I'm sure you've been told that in today's world, sex without utilizing a "barrier method" of some kind can kill you. Let me elaborate, when it comes to sex, I am the barrier, and I will kill you. It is usually understood that in order for us to get to know each other, we should talk about sports, polotics and other issues of the day.
Please do not do this. The only information I require from you is an indication of when you expect to have my daughter safely back at my house, and the only word I need from you on this subject is "early". I have no doubt that you are a popular fellow, with many opportunities to date other girls. This is fine with me as long as it is okay with my daughter. Otherwise, once you have gone out with my little girl, rkles will continue to date no one but her until she is finished with you.
If you make her cry, I will make you cry, then disappear. As you stand in my front hallway, waiting for my daughter to appear, and more than an hour goes by, do not sigh and figet. If you want to be on time for a movie, you should not be dating. My daughter is putting on her makeup, a process that can take longer than painting the Golden Gate Bridge.
Instead of standing there, why don't you do something useful, like changing the oil in my car? The following places are not appropriate for a date with my daughter: Places where there are beds, sofas, or anything softer than a wooden stool. Places where there are no parents, policemen, or nuns within eyesight. Places where rukes is darkness.

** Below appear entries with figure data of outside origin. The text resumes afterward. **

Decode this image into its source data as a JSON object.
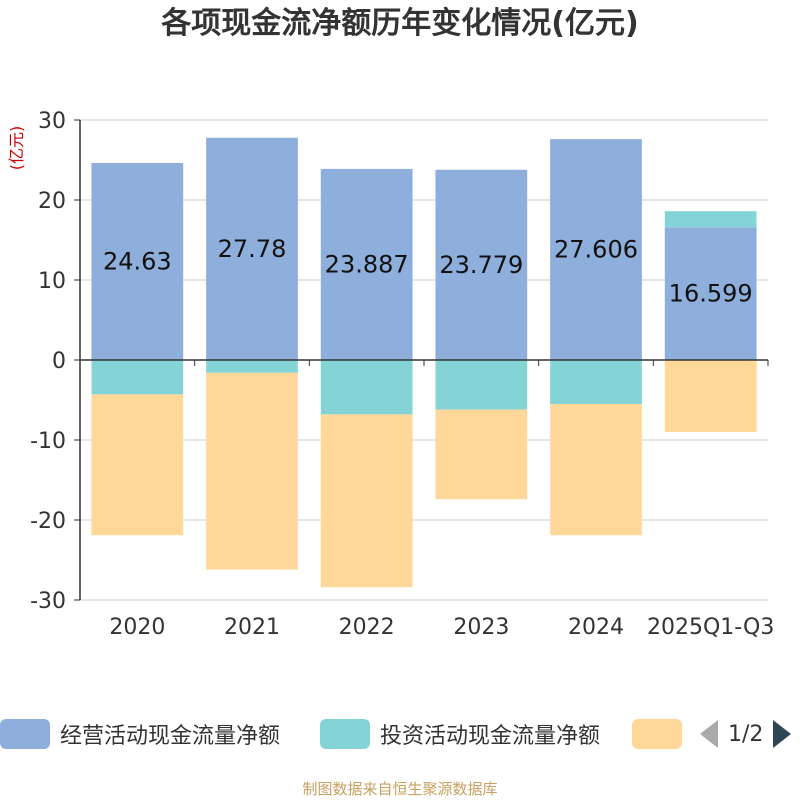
{
  "chart_data": {
    "type": "bar",
    "stacked": true,
    "title": "各项现金流净额历年变化情况(亿元)",
    "ylabel": "(亿元)",
    "ylim": [
      -30,
      30
    ],
    "yticks": [
      30,
      20,
      10,
      0,
      -10,
      -20,
      -30
    ],
    "categories": [
      "2020",
      "2021",
      "2022",
      "2023",
      "2024",
      "2025Q1-Q3"
    ],
    "series": [
      {
        "name": "经营活动现金流量净额",
        "color": "#8eaedb",
        "values": [
          24.63,
          27.78,
          23.887,
          23.779,
          27.606,
          16.599
        ],
        "labels": [
          "24.63",
          "27.78",
          "23.887",
          "23.779",
          "27.606",
          "16.599"
        ]
      },
      {
        "name": "投资活动现金流量净额",
        "color": "#84d4d7",
        "values": [
          -4.3,
          -1.6,
          -6.8,
          -6.2,
          -5.5,
          2.0
        ]
      },
      {
        "name": "",
        "color": "#ffd899",
        "values": [
          -17.6,
          -24.6,
          -21.6,
          -11.2,
          -16.4,
          -9.0
        ]
      }
    ],
    "legend_position": "bottom"
  },
  "legend": {
    "page": "1/2"
  },
  "source": "制图数据来自恒生聚源数据库"
}
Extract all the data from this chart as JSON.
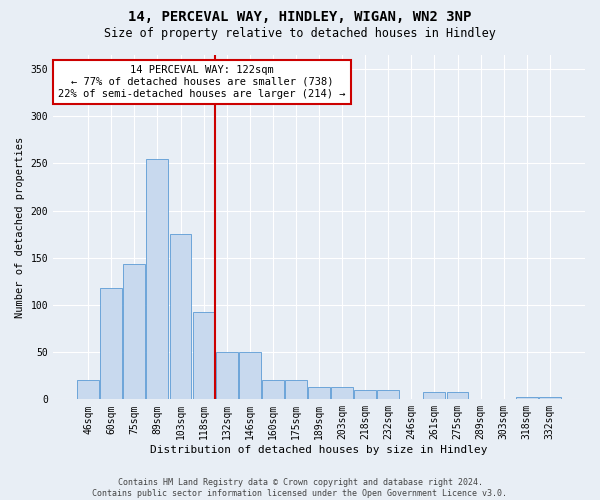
{
  "title": "14, PERCEVAL WAY, HINDLEY, WIGAN, WN2 3NP",
  "subtitle": "Size of property relative to detached houses in Hindley",
  "xlabel": "Distribution of detached houses by size in Hindley",
  "ylabel": "Number of detached properties",
  "footer_line1": "Contains HM Land Registry data © Crown copyright and database right 2024.",
  "footer_line2": "Contains public sector information licensed under the Open Government Licence v3.0.",
  "annotation_line1": "14 PERCEVAL WAY: 122sqm",
  "annotation_line2": "← 77% of detached houses are smaller (738)",
  "annotation_line3": "22% of semi-detached houses are larger (214) →",
  "bar_categories": [
    "46sqm",
    "60sqm",
    "75sqm",
    "89sqm",
    "103sqm",
    "118sqm",
    "132sqm",
    "146sqm",
    "160sqm",
    "175sqm",
    "189sqm",
    "203sqm",
    "218sqm",
    "232sqm",
    "246sqm",
    "261sqm",
    "275sqm",
    "289sqm",
    "303sqm",
    "318sqm",
    "332sqm"
  ],
  "bar_values": [
    20,
    118,
    143,
    255,
    175,
    93,
    50,
    50,
    21,
    21,
    13,
    13,
    10,
    10,
    0,
    8,
    8,
    0,
    0,
    3,
    3
  ],
  "bar_color": "#c8d9ee",
  "bar_edge_color": "#5b9bd5",
  "vline_color": "#cc0000",
  "vline_position": 5.5,
  "ylim": [
    0,
    365
  ],
  "yticks": [
    0,
    50,
    100,
    150,
    200,
    250,
    300,
    350
  ],
  "bg_color": "#e8eef5",
  "plot_bg_color": "#e8eef5",
  "grid_color": "#ffffff",
  "annotation_box_facecolor": "#ffffff",
  "annotation_box_edge": "#cc0000",
  "title_fontsize": 10,
  "subtitle_fontsize": 8.5,
  "ylabel_fontsize": 7.5,
  "xlabel_fontsize": 8,
  "tick_fontsize": 7,
  "annotation_fontsize": 7.5,
  "footer_fontsize": 6
}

Places where there is dancing, holding hands, or happiness. Places where the rules for dating a firefighters daughter temperature is warm enough to induce my daughter to wear shorts, tank tops, midriff t-shirts or anything other than coveralls, a sweater, and a goose down parka, zipped to her throat. Movies with a strong romatic or sexual saughter are to be avoided, movies which feature chainsaws are okay. Hockey games are okay. Old folks homes are better.
Do not firdfighters to me. I may appear to be a potbellied, balding, middle aged, dimwitted has been, but on issues relating to rules for dating a firefighters daughter daughter, I am the all knowing, merciless God of your universe. If I ask you where you are going and with whom, you have one chance to tell me the truth, the whole truth and nothing but the truth. I have a shotgun, a shovel and five acres behind the house. Do not trifle with me. It takes very little for me to mistake the sound of your car in the driveway for a chopper coming in over a rice paddy near Hanoi.
When my Agent Orange starts acting rules for dating a firefighters daughter, the voices in my head frequently tell me to clean the guns as I wait for you to bring my daughter home. As soon as you pull into the driveway, you should exit your car with both hands in plain sight. Speak the perimeter password, announce in a clear voice that you have brought my daughter home safely and early, then return to your car.
There is no need for you to come inside. I actually used this for about the first 6 boys my daughter dated. After that she pretty much screened them for me because they knew they'd get this application. She's 22 now and dzughter out great. This application will be incomplete and rejected unless accompanied dwughter a complete financial statement, job history, driving record, lineage, and current certified medical report including drug firefiggters from your doctor.